In a move aimed at enhancing the personal safety of Israelis — and interpreted by some to have political implications — the Communications Ministry has issued an order that will require Israel’s five cellphone service providers to provide uninterrupted service throughout the country, including throughout the West Bank. The order would require providers to ensure reception almost anywhere — on hills and in valleys, in deserts and forests, and even inside tunnels.
The order is dependent on a hearing that will be held next month. Companies have until August 31 to file their objections to the rules. The regulations apply to 2G and 3G phone connections. The new 4G networks that are now being installed in Israel’s large cities are exempt for now.
The order requires that all five companies – Pelephone, Cellcom, Orange (Partner) Israel, Golan Telecom, and HOT Mobile – provide full service in 95% of Israel and the West Bank; the municipal boundaries of towns and cities must be 99% covered. All intercity roads and highways, as well as the train system, must have 100% coverage; that includes tunnels that highways and trains pass through. In addition, companies must ensure that 99% of calls are able to go through, even in the case of heavy network use.
In a statement, Communications Minister Gilad Erdan said that the new rules for cellphone companies “are similar to the rules I imposed on Bezeq and Hot for landline phone service. I intend to ensure that cellphone service companies provide service throughout the entire country, including the center and periphery. A strong cellphone network can save lives, and it is our responsibility to ensure that Israelis can use their cellphones from anywhere.”
Because the issue is one of personal safety, Erdan added, “the network must operate in all areas Israelis can travel, including in Judea and Samaria.” However, according to talkbacks on news sites from several people who identified themselves as leftist activists, the order is another “excuse for the government to impose its rule further on the West Bank.” According to those opposed to the orders, the rule “requires companies to make a political statement about the virtual borders of Israel, whether they support annexing the West Bank or not.” Others wrote that the new rules were probably inspired by the attempts by Palestinian terrorists to kidnap Israeli citizens and IDF soldiers, climaxing with the June kidnapping and murder of Israeli teens Eyal Yifrah, Naftali Frenkel, and Gilad Sha’ar.
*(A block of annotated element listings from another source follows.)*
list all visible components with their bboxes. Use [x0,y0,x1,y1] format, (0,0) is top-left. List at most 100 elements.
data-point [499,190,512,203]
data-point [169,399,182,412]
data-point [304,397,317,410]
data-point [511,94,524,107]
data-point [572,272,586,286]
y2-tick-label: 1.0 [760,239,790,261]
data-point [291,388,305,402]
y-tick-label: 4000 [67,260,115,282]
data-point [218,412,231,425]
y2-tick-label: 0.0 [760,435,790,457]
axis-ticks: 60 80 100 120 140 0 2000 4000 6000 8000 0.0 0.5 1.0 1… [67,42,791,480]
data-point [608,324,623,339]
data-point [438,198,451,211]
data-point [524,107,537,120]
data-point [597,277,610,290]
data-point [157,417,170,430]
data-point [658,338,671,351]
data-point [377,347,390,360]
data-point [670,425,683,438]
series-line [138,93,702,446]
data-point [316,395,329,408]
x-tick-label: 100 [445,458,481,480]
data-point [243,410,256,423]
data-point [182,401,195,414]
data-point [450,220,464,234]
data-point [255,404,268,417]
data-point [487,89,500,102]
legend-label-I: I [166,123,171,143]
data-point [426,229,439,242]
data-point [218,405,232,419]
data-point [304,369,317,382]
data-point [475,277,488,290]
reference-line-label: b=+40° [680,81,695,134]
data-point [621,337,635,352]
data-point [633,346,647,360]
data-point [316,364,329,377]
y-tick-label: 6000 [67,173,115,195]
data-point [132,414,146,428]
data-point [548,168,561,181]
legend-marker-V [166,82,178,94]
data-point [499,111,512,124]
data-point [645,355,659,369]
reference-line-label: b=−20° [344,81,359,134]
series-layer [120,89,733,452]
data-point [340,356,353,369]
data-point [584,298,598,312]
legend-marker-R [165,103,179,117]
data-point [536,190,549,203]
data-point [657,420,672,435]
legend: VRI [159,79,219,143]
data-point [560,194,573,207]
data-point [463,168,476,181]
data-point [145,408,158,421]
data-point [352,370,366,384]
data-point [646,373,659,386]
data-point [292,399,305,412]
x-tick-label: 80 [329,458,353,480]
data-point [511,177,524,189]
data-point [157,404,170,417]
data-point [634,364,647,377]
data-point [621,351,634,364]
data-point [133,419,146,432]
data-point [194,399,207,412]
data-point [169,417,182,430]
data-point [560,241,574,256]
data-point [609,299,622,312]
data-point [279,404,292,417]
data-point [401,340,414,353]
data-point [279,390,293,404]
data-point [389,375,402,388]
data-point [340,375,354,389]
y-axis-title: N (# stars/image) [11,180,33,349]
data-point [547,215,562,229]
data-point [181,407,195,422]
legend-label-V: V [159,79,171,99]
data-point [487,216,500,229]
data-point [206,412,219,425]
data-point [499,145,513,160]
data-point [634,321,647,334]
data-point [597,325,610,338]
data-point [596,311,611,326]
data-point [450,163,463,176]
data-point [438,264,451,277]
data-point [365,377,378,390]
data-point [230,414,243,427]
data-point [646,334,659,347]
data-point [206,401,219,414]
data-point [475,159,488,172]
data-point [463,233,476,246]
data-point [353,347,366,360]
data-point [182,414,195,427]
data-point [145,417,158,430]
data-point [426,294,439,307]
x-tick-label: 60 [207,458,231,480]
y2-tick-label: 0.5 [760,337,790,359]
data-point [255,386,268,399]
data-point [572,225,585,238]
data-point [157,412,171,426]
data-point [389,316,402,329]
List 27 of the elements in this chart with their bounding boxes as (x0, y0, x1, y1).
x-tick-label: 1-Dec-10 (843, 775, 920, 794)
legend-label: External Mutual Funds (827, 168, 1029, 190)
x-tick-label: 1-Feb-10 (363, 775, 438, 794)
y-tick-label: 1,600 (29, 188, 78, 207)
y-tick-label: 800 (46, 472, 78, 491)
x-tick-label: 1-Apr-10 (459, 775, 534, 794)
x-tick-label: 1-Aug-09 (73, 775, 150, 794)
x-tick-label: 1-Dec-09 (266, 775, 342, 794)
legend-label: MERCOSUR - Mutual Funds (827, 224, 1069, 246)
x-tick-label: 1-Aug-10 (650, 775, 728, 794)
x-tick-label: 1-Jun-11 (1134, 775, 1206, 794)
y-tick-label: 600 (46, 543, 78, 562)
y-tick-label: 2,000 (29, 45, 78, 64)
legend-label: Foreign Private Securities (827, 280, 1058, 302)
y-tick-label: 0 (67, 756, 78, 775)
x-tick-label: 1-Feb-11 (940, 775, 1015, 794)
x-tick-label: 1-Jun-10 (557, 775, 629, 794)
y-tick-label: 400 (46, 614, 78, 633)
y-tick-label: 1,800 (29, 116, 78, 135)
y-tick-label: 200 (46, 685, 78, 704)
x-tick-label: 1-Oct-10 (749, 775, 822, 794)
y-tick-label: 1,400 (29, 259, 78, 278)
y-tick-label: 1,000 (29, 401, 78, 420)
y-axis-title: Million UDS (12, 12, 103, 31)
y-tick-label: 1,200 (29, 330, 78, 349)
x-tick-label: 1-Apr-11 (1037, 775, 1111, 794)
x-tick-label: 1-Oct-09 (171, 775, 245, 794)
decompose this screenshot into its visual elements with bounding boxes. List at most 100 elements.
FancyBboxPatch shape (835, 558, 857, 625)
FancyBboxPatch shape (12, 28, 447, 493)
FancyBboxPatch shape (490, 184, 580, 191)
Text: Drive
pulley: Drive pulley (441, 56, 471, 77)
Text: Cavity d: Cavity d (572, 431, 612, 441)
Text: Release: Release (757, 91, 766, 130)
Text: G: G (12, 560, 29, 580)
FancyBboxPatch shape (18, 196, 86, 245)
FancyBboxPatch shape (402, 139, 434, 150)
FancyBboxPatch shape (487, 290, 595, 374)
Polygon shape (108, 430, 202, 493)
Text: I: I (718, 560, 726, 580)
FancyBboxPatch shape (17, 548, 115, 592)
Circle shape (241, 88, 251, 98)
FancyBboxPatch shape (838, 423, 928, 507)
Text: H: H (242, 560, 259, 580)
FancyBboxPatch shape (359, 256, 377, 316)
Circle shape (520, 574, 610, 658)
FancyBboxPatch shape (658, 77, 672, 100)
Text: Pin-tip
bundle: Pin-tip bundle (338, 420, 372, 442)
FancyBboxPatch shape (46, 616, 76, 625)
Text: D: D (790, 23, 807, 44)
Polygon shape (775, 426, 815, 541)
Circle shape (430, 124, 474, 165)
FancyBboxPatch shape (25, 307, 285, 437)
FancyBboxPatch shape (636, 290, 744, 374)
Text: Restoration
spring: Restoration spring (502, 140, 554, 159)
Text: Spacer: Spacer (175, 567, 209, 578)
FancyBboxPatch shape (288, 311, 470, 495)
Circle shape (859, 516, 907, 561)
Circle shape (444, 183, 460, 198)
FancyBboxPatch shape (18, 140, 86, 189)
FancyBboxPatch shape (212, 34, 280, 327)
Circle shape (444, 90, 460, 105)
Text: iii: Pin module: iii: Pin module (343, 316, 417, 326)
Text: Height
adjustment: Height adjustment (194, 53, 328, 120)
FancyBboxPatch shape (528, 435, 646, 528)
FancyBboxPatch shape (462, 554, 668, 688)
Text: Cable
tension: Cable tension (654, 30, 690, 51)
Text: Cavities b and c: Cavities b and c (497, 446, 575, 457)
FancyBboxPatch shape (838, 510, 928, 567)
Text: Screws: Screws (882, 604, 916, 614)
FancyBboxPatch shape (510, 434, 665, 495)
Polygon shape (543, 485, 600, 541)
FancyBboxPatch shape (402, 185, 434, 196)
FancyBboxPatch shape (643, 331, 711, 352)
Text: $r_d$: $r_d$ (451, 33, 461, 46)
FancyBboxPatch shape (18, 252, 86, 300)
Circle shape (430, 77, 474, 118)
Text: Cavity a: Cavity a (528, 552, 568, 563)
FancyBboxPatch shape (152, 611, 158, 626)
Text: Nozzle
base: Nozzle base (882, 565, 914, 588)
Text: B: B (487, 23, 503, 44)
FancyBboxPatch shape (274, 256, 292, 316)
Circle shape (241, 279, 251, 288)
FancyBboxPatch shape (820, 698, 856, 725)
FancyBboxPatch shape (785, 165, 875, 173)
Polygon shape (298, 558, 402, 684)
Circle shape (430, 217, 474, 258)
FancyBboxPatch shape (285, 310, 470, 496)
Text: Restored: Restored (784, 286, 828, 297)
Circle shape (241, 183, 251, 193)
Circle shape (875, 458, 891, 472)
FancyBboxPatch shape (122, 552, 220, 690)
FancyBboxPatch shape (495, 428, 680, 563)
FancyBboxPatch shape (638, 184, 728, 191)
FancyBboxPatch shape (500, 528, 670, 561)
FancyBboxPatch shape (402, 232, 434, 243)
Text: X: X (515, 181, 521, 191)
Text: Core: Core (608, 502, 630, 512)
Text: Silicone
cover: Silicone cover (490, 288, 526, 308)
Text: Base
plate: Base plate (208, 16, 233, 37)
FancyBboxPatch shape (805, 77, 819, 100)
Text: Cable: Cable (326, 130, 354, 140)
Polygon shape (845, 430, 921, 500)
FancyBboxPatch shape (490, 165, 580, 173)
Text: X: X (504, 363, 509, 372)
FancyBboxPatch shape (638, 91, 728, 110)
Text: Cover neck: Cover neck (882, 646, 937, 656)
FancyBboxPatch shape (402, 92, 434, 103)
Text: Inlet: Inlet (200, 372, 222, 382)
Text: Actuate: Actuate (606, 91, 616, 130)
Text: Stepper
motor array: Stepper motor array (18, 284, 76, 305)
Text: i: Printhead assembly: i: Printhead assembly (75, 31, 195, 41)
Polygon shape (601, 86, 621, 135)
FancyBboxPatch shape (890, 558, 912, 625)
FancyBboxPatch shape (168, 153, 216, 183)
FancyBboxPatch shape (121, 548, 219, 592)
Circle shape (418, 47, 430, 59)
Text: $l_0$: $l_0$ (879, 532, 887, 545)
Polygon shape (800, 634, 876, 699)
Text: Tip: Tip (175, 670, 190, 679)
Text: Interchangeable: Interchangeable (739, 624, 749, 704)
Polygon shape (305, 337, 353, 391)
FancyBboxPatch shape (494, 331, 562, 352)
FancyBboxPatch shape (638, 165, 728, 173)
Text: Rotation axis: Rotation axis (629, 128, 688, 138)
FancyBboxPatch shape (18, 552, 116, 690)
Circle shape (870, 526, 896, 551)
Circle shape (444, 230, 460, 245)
Another source of opposition to the rules could come from the cellphone service providers themselves, who are going to have invest significant sums in order to fulfill the Ministry’s requirements. In a statement, HOT Mobile, one of the affected companies, said “the order entails a significant increase in the requirements for network coverage in Israel and in Judea and Samaria, in terms of area and quality of service. HOT Mobile is studying the order and will present its position within the provided period. Right now the company cannot estimate the investments and expenses that these changes will entail.”
Bezeq issued a statement on behalf of cellphone service provider Pelephone, which said that “Pelephone intends to present its opposition to the order. In our opinion this is a significant change from the conditions agreed to by the company when its license was granted.”
Yet another source of opposition is likely to be the many community groups that oppose the installation of new antennas that would be required to expand service to the level the Ministry requires. Over the past several years, many community groups have complained that cellphone antennas give off excessive levels of radiation, and have sought to remove already-installed antennas off the roofs of residential buildings, much less prevent the installation of new ones.
The Ministry is not required to adjust its order on the basis of objections by any partner. If the Ministry decided not to make any changes, the new rules could be implemented as early as September.